Barack Obama is a Democrat and an expected practitioner of the center-left politics of his party. But his speech also brought to light ideas that had yet to be given voice in the political arena. When Obama said, "The success of our economy has always depended not just on the size of our gross domestic product, but on the reach of our prosperity; on our ability to extend opportunity to every willing heart — not out of charity, but because it is the surest route to our common good", he indicated what could be a paradigmatic shift in social thinking. He follows with this brilliant line of thought "To the people of poor nations, we pledge to work alongside you to make your farms flourish and let clean waters flow; to nourish starved bodies and feed hungry minds. And to those nations like ours that enjoy relative plenty, we say we can no longer afford indifference to suffering outside our borders; nor can we consume the world's resources without regard to effect." It is my sincere hope that someday we will look back to this speech and recognize it as the beginning of an era in which humans abandoned mindless consumption and structured their society around something more meaningful. And I was touched that Obama would include "nonbelievers" in his speech - it was a much needed acknowledgment that one of America's most maligned groups are actually caring individuals and an integral part of our society.
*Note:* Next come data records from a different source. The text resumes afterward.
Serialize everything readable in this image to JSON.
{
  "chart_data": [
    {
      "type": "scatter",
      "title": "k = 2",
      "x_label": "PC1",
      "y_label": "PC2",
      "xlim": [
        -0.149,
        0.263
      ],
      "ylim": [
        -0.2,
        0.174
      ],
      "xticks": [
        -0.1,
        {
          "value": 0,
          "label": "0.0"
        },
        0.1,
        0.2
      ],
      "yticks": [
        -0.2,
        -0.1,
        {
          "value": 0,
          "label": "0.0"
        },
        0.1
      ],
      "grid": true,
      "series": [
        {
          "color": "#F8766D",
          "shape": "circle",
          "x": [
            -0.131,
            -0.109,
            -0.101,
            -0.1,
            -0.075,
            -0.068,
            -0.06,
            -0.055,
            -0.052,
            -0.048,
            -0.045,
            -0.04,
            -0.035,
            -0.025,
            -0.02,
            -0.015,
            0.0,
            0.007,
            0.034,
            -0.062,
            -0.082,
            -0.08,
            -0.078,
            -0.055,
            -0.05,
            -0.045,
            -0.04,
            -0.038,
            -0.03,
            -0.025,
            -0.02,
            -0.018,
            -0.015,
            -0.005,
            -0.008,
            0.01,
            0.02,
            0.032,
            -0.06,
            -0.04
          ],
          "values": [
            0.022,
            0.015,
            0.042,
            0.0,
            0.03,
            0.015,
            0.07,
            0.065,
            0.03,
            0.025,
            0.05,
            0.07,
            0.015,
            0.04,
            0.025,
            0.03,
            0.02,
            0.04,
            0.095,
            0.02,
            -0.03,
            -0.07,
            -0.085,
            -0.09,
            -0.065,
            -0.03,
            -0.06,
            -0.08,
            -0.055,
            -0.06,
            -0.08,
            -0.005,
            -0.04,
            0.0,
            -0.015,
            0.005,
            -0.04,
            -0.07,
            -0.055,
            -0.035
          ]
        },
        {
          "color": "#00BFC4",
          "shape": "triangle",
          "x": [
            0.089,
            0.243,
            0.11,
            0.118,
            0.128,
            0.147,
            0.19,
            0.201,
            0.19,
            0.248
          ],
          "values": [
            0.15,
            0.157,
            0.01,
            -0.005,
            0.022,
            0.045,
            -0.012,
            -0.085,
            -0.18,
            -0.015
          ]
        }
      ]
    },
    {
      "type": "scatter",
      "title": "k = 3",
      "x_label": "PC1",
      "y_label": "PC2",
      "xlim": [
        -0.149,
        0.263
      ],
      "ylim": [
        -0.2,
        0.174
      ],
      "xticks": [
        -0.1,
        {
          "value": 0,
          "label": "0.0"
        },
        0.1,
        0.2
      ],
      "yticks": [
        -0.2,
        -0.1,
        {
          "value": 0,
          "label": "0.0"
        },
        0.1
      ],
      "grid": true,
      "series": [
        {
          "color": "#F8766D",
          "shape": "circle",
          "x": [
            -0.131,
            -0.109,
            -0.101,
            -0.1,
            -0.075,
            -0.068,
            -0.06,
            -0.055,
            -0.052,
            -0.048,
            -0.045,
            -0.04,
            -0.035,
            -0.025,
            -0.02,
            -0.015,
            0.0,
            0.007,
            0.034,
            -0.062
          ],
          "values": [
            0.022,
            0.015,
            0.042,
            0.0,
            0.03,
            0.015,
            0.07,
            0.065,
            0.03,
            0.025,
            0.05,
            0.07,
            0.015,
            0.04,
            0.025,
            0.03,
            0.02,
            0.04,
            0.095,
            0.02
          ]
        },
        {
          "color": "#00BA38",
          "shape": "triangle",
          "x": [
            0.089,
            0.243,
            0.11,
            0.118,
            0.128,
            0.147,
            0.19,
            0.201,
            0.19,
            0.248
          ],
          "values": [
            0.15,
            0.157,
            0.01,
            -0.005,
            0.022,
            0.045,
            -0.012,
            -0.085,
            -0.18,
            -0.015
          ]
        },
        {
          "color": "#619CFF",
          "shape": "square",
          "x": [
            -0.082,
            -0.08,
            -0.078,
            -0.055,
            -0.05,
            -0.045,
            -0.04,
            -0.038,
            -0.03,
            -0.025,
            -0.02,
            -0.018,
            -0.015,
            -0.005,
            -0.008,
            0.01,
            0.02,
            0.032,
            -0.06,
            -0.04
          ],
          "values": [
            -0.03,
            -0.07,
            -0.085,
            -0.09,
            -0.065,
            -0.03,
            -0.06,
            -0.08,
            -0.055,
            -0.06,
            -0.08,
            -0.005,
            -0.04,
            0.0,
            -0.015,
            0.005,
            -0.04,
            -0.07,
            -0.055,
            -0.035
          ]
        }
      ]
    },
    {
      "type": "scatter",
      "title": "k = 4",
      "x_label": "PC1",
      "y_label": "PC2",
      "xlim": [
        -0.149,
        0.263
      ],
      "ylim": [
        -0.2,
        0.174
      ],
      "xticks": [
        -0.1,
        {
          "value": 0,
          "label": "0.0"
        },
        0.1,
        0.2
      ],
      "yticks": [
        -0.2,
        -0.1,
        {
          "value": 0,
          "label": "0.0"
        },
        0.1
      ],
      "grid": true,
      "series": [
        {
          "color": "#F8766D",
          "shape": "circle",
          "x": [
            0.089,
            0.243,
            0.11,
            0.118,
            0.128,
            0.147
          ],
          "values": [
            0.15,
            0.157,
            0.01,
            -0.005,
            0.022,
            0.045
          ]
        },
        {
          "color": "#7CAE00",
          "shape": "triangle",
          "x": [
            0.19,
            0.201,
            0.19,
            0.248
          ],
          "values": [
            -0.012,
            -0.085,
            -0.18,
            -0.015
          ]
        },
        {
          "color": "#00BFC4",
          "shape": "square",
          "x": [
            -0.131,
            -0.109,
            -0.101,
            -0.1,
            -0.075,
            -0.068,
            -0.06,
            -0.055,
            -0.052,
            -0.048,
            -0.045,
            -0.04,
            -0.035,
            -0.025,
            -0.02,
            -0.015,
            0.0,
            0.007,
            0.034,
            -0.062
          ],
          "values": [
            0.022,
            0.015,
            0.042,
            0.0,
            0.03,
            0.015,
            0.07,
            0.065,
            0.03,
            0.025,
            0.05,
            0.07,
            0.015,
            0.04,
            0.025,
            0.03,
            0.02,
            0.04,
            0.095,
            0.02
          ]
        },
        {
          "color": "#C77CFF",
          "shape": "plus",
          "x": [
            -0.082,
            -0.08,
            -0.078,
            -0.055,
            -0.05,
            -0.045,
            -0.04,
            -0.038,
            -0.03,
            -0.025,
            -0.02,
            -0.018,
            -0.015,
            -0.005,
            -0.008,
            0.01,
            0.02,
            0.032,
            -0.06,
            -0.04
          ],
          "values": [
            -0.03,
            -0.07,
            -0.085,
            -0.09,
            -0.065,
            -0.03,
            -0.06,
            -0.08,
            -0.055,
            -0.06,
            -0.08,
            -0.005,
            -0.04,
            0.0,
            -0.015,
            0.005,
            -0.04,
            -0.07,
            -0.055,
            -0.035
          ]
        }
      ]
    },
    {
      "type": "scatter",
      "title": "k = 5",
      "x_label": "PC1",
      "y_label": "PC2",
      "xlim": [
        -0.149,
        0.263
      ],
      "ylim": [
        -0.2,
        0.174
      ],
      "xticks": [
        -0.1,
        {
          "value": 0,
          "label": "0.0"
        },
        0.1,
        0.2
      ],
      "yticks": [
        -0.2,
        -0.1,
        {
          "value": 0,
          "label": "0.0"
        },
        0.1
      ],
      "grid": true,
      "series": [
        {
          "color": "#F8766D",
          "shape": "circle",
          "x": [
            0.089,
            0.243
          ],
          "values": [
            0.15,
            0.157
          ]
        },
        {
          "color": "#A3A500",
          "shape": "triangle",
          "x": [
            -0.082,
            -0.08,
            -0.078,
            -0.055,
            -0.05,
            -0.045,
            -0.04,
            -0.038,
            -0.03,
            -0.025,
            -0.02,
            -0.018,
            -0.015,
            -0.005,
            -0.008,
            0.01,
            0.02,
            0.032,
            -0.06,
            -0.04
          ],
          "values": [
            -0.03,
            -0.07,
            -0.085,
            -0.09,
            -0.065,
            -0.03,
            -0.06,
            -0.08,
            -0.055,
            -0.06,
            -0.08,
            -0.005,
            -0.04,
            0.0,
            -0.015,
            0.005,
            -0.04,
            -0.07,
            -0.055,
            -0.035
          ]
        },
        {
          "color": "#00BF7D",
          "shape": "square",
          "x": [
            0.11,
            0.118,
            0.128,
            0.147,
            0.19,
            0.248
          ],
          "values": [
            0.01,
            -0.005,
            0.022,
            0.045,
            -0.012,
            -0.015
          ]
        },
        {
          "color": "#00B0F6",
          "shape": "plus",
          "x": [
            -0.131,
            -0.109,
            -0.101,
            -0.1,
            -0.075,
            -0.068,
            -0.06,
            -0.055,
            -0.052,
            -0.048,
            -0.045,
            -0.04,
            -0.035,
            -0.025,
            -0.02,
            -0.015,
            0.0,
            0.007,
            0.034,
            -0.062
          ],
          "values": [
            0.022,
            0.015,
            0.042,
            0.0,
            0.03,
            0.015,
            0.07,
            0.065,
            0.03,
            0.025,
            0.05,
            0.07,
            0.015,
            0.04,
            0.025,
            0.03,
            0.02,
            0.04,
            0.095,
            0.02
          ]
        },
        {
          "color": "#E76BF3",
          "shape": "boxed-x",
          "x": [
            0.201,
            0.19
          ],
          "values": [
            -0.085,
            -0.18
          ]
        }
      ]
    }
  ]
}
However, as brilliant as the explicit message of Obama's speech was, the implied message was more pointed: there is work to be done, and that includes you. American government used to be above and unaccountable to the people, now it is again by and for the people. If the American people have gained power through the election of a worthy executive, that power is bound to the Spiderman axiom that "with great power comes great responsibility". But this is not a bad thing, it deserves to be celebrated along side everything at the inauguration. We will become a better nation, but only we all work together to make it happen.

1 comment:

  1. Hi Obamathon Man,
    Conserving energy and creating new energy sources will be America's gift to the world if the country chooses to focus its attention to this urgent cause. I think Obama will keep his eyes on that prize.